Почувствовав в ваших словах легкую иронию, я все же пришел. Даже примчался на всех парах, потому что, к моему величайшему удивлению, вы не только живете в Париже, но даже на улице Анвьерж, в двух шагах от меня, в том самом здании, которое, как скала, протыкает небо Бельвиля. И как только вы мне открыли, я сразу же узнал вас, так как часто встречал на улице Пьят, с сумкой на колесиках, полной провизии, и у мясника на улице де ля Мар, мы с Минной как-то даже сидели с вами за одним столиком в «Мистрале», на улице Пиренеев, в полдень, в день прессы. (Вы нас как будто и не заметили, вы читали тогда ТЛС, пощипывая салат.) Минна сказала, что вы похожи на «старую апачи», а потом, присмотревшись как следует, мы согласились, что вы скорее напоминаете Натали Саррот: те же гладкие волосы, тот же острый взгляд…

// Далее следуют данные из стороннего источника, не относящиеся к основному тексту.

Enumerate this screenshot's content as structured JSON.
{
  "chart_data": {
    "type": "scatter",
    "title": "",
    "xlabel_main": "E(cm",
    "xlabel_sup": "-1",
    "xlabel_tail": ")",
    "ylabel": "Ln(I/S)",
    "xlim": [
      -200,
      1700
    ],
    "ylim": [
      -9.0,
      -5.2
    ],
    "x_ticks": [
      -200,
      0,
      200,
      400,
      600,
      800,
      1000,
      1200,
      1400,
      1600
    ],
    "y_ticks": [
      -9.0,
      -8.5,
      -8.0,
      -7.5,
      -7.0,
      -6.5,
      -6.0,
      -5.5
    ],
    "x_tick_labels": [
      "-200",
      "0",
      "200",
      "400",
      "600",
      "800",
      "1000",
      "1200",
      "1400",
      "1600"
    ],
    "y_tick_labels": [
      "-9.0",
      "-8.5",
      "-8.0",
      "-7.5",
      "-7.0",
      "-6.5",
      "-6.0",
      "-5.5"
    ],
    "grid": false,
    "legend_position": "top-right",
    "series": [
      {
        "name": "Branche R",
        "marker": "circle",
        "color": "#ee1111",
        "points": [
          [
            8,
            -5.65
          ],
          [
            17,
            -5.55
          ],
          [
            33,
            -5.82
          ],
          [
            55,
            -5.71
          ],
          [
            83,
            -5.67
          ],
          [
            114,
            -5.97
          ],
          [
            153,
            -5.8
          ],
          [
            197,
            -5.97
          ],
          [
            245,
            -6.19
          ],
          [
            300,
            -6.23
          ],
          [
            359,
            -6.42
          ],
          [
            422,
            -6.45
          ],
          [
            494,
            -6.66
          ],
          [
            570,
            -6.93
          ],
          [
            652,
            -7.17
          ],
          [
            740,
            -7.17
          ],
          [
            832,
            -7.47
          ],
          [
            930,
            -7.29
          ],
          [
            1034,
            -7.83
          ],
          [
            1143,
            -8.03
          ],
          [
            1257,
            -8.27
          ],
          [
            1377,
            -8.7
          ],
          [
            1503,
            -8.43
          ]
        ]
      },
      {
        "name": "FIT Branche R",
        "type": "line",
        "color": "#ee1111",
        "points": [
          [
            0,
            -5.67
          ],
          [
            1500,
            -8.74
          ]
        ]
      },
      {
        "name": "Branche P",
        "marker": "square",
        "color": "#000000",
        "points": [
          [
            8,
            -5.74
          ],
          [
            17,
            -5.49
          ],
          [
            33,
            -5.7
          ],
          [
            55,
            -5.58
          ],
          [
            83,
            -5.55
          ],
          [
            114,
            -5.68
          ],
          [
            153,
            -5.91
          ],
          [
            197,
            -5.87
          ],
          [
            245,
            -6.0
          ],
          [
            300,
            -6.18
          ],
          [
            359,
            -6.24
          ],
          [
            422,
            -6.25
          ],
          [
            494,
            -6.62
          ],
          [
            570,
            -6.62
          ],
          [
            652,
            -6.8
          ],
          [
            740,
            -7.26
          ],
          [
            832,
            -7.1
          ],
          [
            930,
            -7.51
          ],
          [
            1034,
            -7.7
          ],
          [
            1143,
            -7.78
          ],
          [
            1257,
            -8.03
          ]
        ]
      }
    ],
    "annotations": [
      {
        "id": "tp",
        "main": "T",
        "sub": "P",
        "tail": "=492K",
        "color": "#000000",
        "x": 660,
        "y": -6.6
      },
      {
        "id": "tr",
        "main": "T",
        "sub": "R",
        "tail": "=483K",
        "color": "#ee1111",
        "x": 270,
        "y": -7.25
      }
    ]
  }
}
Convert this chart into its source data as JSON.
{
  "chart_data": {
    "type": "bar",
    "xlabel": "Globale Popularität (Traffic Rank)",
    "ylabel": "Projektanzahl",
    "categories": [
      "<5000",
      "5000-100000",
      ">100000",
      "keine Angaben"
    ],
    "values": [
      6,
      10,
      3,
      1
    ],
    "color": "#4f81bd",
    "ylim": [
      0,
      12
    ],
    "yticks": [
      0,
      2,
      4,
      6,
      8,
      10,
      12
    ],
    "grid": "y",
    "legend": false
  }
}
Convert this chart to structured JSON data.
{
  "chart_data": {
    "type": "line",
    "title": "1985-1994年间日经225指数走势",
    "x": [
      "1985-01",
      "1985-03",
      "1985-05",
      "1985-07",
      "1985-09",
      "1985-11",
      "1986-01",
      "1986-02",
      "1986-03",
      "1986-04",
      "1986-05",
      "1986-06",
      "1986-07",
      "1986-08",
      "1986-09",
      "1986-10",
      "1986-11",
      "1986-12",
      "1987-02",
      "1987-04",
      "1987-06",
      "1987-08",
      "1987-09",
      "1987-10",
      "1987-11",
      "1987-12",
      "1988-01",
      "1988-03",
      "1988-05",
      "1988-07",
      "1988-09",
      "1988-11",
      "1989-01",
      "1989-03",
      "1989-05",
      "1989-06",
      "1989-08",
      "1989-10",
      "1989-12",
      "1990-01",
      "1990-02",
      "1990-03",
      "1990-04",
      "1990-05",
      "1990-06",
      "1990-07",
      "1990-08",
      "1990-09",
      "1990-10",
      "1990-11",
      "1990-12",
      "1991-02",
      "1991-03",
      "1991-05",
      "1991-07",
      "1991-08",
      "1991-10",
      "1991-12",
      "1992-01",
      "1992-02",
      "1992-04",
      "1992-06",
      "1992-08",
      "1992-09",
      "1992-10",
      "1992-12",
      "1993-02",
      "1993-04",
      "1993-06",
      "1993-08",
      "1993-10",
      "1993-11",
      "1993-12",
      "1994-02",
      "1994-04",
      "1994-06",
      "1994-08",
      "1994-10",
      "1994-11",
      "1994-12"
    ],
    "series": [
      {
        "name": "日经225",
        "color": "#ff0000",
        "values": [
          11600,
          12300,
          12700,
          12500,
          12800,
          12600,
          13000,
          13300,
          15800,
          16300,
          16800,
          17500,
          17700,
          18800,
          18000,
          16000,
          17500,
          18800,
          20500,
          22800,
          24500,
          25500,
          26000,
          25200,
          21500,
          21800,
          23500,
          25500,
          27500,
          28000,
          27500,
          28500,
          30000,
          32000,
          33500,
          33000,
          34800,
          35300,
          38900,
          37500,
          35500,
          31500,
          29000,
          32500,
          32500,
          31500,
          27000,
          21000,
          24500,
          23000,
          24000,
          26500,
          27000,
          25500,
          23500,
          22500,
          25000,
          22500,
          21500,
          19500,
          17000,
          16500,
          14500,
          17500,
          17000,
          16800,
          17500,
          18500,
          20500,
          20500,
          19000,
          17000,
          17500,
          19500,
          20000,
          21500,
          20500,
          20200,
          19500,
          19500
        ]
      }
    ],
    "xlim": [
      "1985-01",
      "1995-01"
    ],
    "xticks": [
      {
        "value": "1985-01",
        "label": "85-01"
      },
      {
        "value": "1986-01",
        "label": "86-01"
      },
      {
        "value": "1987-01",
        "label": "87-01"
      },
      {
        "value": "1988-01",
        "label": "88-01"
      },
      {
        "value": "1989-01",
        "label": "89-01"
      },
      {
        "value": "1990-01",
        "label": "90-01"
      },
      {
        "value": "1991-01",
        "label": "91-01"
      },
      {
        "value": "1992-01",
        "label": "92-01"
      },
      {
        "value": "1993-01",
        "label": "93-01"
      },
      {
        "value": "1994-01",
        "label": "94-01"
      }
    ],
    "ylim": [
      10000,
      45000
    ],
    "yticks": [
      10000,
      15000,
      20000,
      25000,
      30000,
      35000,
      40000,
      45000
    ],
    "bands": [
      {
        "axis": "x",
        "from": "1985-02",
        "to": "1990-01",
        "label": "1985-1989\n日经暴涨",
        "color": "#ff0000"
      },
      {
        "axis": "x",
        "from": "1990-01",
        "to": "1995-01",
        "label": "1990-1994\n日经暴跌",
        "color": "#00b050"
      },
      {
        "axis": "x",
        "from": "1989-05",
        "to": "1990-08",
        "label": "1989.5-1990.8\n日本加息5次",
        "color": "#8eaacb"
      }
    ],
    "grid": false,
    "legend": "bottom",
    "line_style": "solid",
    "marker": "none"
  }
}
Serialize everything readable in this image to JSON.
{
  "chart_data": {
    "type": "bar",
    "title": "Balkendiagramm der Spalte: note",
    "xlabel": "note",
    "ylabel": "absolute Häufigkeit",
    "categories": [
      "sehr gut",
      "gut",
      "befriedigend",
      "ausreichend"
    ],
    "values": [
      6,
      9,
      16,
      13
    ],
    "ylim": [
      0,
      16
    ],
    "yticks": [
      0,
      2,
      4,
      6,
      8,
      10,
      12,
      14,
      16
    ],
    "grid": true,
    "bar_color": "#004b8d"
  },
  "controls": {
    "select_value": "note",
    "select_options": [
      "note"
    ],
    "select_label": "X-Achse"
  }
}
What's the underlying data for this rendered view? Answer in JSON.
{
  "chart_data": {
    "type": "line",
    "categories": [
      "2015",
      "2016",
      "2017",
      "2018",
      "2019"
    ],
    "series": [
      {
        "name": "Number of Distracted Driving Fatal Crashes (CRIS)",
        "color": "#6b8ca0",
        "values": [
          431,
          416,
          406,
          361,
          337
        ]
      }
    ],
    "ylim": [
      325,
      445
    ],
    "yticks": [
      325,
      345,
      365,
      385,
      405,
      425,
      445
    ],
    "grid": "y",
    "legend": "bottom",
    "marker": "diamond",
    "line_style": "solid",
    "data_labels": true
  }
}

Если бы вы в тот момент вдруг начали что-нибудь записывать в маленьком блокноте, мы бы точно приняли вас за нее.

— Сколько ей сейчас может быть лет?

 

10.

Итак, в ту самую ночь вашей юности, дорогая Соня, вы набросали портрет мертвого двойника,

рисунок углем, который вы отыскали шестьдесят лет спустя,

в завалах вашей мастерской,

дом 10 по улице Анвьерж, где из вашего окна виден весь Париж, рисунок, который вы мне протянули поверх наших бокалов, наполненных игристым вурве

(это все, что осталось в вас истинно американского, этот вкус к нашим «маленьким винам Луары»),

сказав мне:

— Вот, возьмите, это он.

В вашей руке был даже не лист бумаги для рисования, а кусок картона: «Дно коробки из-под обуви, первое, что попалось мне под руку, когда я вернулась той ночью домой, из того, на чем можно было рисовать».

— …

— …

— Это правда он?

— …

— …

— …

— …

Я ожидал увидеть расплывшуюся морду пьяницы, обвисшую над еще влажной губой, желтушный цвет лица, выдающий циррозное разложение…

Ничего подобного; это оказалось изможденное лицо, скорее вытянутое, с иератическим строением костей. Кожа натянута на кости свинцовой сетью морщин. Под спутанной сединой волос — впалые виски, тяжелые веки; строгий рот, сомкнутые губы: «рот, привыкший молчать», сказали бы вы, и ниже — каменная челюсть.

Я представлял его себе совсем не таким. И тем не менее это лицо казалось мне знакомым.

Это могла быть внешность крестьянина-корсиканца, бесстрастное лицо моих отдаленных кузенов Лафранки де Кампо или Прюнетти де Гаргуале, которые, собственно, ни один ни другой не были крестьянами, но зато были корсиканцами, чистейшими и молчаливыми, да; или лицо Роже, отца Минны, бретонца, пропитанного морским ветром и тоже немногословного, или, может быть — хотя я никогда там не был — какого-нибудь предка Валентино из Кастелланаты, в Апулии. И может быть, именно таким стал бы Валентино — эта задумчивая пергаментная суровость, — если бы ему оставили шанс дождаться возраста морщин и если бы он избежал масок красоты, к которым его готовили несуразные нравы людей имиджа, заядлых трюкачей, спекулирующих на скелетах…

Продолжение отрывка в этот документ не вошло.